Dieci piccoli indiani (R. Clair, 1945)
Dieci piccoli indiani (And then there were none)
di René Clair – USA 1945
con Barry Fitzgerald, Walter Huston
**1/2
Visto in DVD, con Martin.
Prima versione filmata del celebre giallo di Agatha Christie che ha ispirato, fra le altre cose, anche un memorabile episodio di Lamù ("E poi non rimase nessuno"). Dieci persone, che non si conoscono fra loro ma che hanno tutte qualcosa da nascondere nel loro passato, vengono invitate da un misterioso anfitrione in una villa su un'isola disabitata: qui, una dopo l'altra, sono vittime di una serie di delitti, ciascuno dei quali si ispira a un verso di una canzoncina per bambini, "Dieci piccoli indiani" (che nella prima stesura erano "negretti"): che l'assassino si nasconda fra loro? La pellicola è piuttosto fedele al testo originale, pur alleggerendone i toni con alcune situazioni e caratterizzazioni spiritose (quasi da black comedy), ma ne cambia il finale facendo sopravvivere due dei dieci personaggi, come nella versione teatrale curata dalla stessa Christie. La tensione va di pari passo con l'atmosfera di paranoia che si diffonde quando i vari invitati cominciano a sospettarsi a vicenda, mentre l'abile ed esperta regia di Clair non si fa mai sfuggire le redini della storia. Nel cast anche Louis Hayward e C. Aubrey Smith. Il tema musicale della funerea canzoncina è del compositore italiano Mario Castelnuovo-Tedesco.
7 commenti:
Davvero molto bello con un cast di attori di livello altissimo secondo me. Peccato per il finale stravolto, io preferisco di gran lunga quello del romanzo.
Sì, gli attori sono all'altezza, su tutti il sornione Barry Fitzgerald nei panni del giudice. Riguardo al finale, ho letto che l'unica versione cinematografica a mantenere il finale originale (ossia in cui muoiono tutti) è quella russa del 1987 ("Desyat negrityat" di Stanislav Govorukhin), che è anche l'unica a lasciare nel titolo "negretti" al posto di "indiani"...
film molto carino e pieno di belle trovate, anche se l'aver puntato sull'ironia e sull'humour nero impoverisce un pò la storia (che nel romanzo della christie era molto più seria e angosciosa..)
Sono d'accordo, anche se non direi che impoverisce la storia: la alleggerisce, certo, ma in fondo non la stravolge. È il lieto fine, invece, a stonare un poco. Dopo tutto era in vigore il codice Hays, e non a caso sopravvivono gli unici due personaggi che erano innocenti rispetto alle accuse a loro rivolte.

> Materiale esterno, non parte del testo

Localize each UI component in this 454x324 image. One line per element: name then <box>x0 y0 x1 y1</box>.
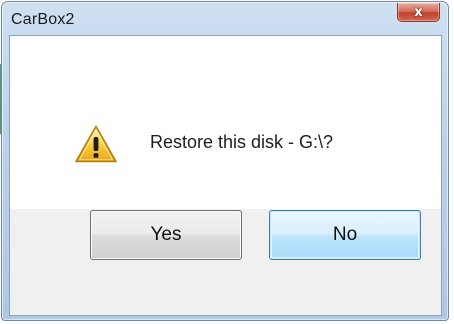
title-bar[interactable]: CarBox2 x <box>2 2 448 36</box>
window-title: CarBox2 <box>11 11 75 28</box>
screen: CarBox2 x Restore this disk - G:\? Yes N… <box>0 0 454 324</box>
no-button[interactable]: No <box>269 210 421 260</box>
dialog-message: Restore this disk - G:\? <box>150 132 334 152</box>
message-dialog: CarBox2 x Restore this disk - G:\? <box>1 1 449 321</box>
message-area: Restore this disk - G:\? <box>10 36 441 209</box>
yes-button[interactable]: Yes <box>90 210 242 260</box>
close-button[interactable]: x <box>397 3 440 22</box>
close-icon: x <box>414 4 423 20</box>
dialog-client-area: Restore this disk - G:\? <box>9 35 442 316</box>
warning-icon <box>75 125 117 163</box>
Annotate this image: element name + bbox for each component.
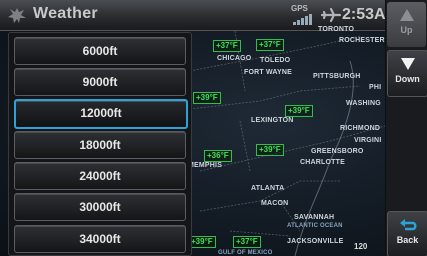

Probabilmente la questione è più sottile visto che come hai sottolineato anche tu il finale è stato cambiato nella versione teatrale e da questa è tratta la sceneggiatura.
C'è però effettivamente un particolare nel finale che può essere stato condizionato dal codice Hays.
Nella versione teatrale diversamente che nel film i due protagonsti non si mettono d'accordo nell'inscenare l'ultimo omicidio ma in realtà lei spara a lui pensando di averlo ucciso.
Quindi il film di fatto toglie ogni ombra dai personaggi che finiscono per salvarsi e che nella versione teatrale rimanevano comunque più controversi.
Questa almeno è la mia ipotesi.
Mi sembra plausibile. Ma nella versione teatrale, i due sopravvissuti (Vera e Lombard) erano anche innocenti dei crimini di cui sono accusati? Perché anche questo particolare è rilevante: di fatto, come detto, nel film i "cattivi" muoiono tutti e gli unici due "buoni" sopravvivono (e si mettono pure insieme).
Appunto questo dicevo, tra il film e il pezzo teatrale cambia solo la dinamica del finale ma in entrambi i casi si salvano gli unici due innocenti.
Quindi per una volta il finale "hollywoodiano" precede Hollywood stessa anche se il particolare che sottolineavo prima non è di poca importanza.